We are preparing a patch to fix some small bugs we (and other users) noticed since we released version 6.0.0. The .zip (windows) and .tar.gz (linux / mac) can be downloaded from this page. We plan to push a completed patch on the CRAN end of august 2016.

Latest patch update: 18 August

Package to download: mixOmics_6.0.1.zip (windows) or mixOmics_6.0.1.tar.gz (linux, mac)

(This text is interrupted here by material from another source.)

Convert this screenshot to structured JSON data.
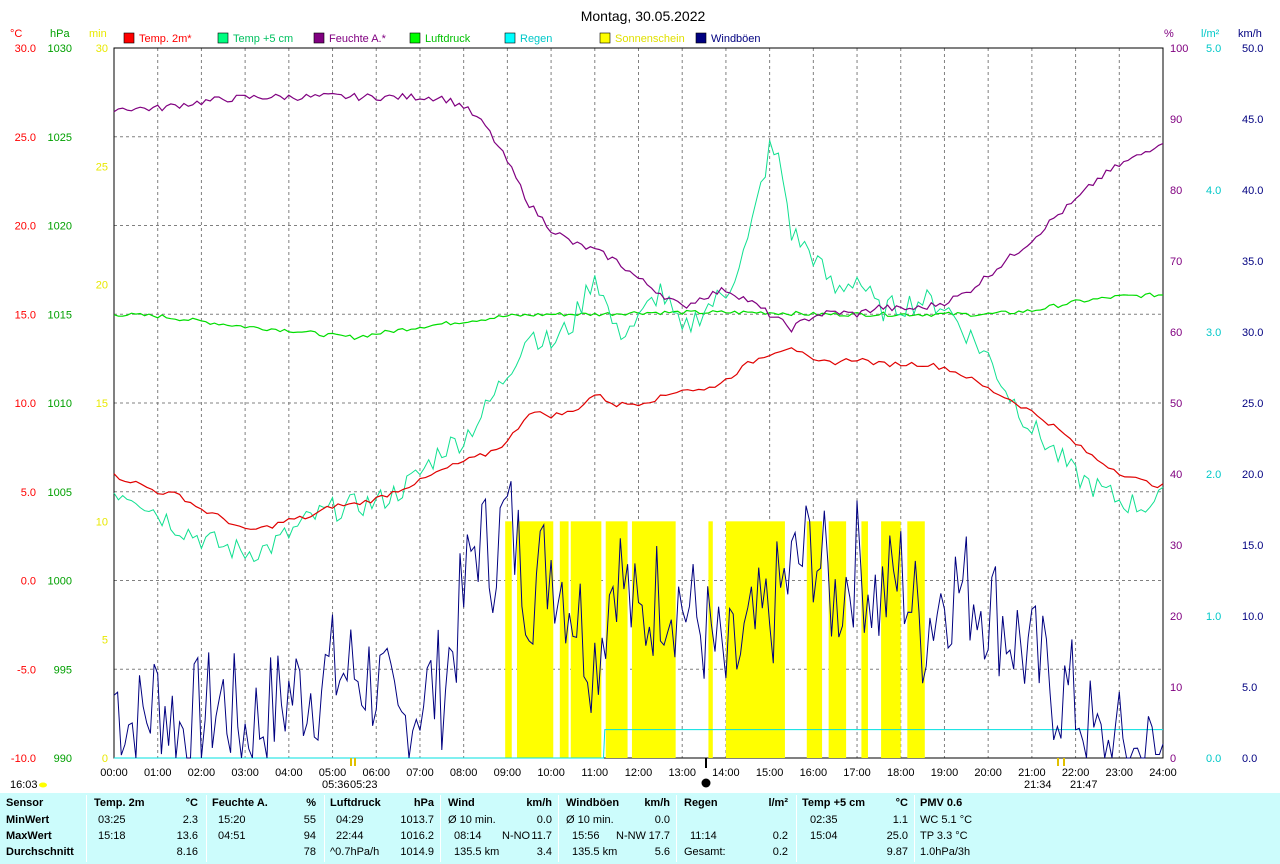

For the .tar.gz you can install it via RStudio (mac environment) alternatively, type in a terminal (linux environment):

R CMD INSTALL mixOmicsPatch_6.0.1.tar.gz

Then load the patch version in R:

#Load the patch 
library(mixOmics)

Bugs fixed:

Date: 18/08/2016

  • Offset value of 1 added for CLR log transform for mixMC
  • circosPlot variable name fixed for mixDIABLO, new argument size.variables
  • cimDiablo and circosPlot match name to legend color for mixDIABLO, new arguments transpose, row.names and col.names

Date: 03/08/2016

  • Call to plsda.vip() from the RVAideMemoire package
  • Speed up computations for PCA with logratio transformation
  • perf / tune for sPLS-DA with log ratio transformation (that will improve the performance of the model)
  • network function for block.spls models (still in development!)